The conclusions of a recent meta analysis of coQ10 and diabetes research:
6. Conclusions
It is clear that mitochondrial dysfunction secondary to oxidative stress contributes to the pathogenesis of T2DM. Deficiency in CoQ10 is often present among patients with T2DM due to various reasons. As a potent antioxidant, CoQ10 is assumed to scavenge excessive ROS and provide protection to cells, especially mitochondria from oxidative damage. Therefore, restoration of CoQ10 level among patients with T2DM by supplementation of exogenous CoQ10 could potentially alleviate oxidative stress, preserve mitochondrial function, and eventually lead to improvement of glycemic control. This hypothesis was partially supported by several studies [9,10,38,39,43,44,46,47,48]. However, there were also studies that report no significant improvement in T2DM [30,41,42,45]. Thus, it is still unclear, or impossible to make a definitive conclusion on whether supplementation of CoQ10 would provide beneficial effects for patients with T2DM with current available evidence. Large randomized clinical trials are needed to further investigate its effects in T2DM, using ubiquinol (the reduced form of CoQ10) with higher dosage.
Thanks...I had read this. My concern was my husband, of course, and although I studied a lot on the subjects which might affect his condition, it was our personal experience, combined with very competent medical advice, which determined our use. There was no doubt that statins affected him negatively and that in his case, large doses of Q10 made a positive difference. I do not know if that change was related to glucose processing, competition with Krebs pathways or something else. That would be pure speculation.
We had a number of interesting experiences which weren’t explained by standardized studies. One was the discovery that large doses of niacin eliminated his hallucinations (Abram Hoffner protocol). Hyperbaric oxygen helped movement problems. Trans cranial stimulation was amazing. L-theanine controlled the intense anxiety my husband suffered from for years before taking it. Oral lavender controlled overwhelming anxiety when it broke through. None of these have been the subjects of standardized studies. But we didn’t care because they worked for us.

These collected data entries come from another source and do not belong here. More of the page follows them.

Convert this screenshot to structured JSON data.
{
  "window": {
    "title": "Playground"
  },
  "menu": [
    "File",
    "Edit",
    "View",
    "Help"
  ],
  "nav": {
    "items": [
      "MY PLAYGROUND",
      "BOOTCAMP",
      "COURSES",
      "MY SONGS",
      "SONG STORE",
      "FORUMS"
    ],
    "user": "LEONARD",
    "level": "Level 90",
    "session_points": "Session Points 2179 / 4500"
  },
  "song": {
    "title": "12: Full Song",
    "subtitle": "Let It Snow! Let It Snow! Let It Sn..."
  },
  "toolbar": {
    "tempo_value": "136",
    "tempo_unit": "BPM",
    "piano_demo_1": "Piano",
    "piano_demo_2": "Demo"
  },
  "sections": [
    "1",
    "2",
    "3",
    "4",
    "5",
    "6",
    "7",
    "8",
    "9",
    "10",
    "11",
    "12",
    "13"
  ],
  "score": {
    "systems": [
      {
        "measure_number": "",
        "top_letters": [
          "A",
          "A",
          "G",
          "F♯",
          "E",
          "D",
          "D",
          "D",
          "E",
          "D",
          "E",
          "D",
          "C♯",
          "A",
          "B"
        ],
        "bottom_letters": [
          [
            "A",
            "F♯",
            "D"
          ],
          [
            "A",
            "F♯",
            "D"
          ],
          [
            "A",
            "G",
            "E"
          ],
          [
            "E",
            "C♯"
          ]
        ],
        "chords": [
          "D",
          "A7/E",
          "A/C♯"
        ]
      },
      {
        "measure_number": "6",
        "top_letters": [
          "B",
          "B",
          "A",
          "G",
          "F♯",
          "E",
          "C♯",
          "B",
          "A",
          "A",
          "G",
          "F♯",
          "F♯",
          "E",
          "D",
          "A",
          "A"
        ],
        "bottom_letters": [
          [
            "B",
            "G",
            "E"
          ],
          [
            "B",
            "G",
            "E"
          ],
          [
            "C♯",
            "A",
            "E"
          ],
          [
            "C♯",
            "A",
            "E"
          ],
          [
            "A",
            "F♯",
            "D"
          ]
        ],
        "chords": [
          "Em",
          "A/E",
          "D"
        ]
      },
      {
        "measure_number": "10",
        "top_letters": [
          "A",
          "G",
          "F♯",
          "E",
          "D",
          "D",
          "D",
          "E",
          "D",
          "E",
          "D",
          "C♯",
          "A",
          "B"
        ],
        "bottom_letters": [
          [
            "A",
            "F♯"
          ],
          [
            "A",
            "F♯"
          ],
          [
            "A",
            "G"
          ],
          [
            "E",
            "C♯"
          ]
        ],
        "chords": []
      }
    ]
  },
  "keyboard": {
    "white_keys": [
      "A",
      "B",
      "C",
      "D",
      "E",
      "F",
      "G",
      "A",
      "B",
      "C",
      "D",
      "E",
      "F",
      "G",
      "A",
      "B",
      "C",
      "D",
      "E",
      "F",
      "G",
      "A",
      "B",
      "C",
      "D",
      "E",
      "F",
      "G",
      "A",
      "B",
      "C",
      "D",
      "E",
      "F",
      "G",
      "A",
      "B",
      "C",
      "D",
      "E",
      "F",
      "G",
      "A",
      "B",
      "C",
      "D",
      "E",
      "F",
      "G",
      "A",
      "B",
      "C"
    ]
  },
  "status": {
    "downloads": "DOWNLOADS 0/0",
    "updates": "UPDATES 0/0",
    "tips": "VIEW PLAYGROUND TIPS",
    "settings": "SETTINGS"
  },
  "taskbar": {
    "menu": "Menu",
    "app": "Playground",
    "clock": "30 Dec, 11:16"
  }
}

Our general philosophy was that even though PD was incurable, all the body’s systems needed to be supported as needed to make life as healthy as possible. Hence...supplements with amounts determined based on medical advice and SpectrCell lab tests.
Thank you for your input.
Only Prozac out other SSRI's makes more Dopamine and Seratonin available and Seconal I assume is for sleep; You could ask if you can have something different for sleep such as Klonopin. Seconal works like Ambien and is heavy duty to knock you out. You cannot have alcohol with either Seconal or Klonopin. I can't find any research that states it decreases Dopamine.
Klonopin is often prescribed for RBD (REM-Sleep Behaviour Disorder)- a non motor PD symptom.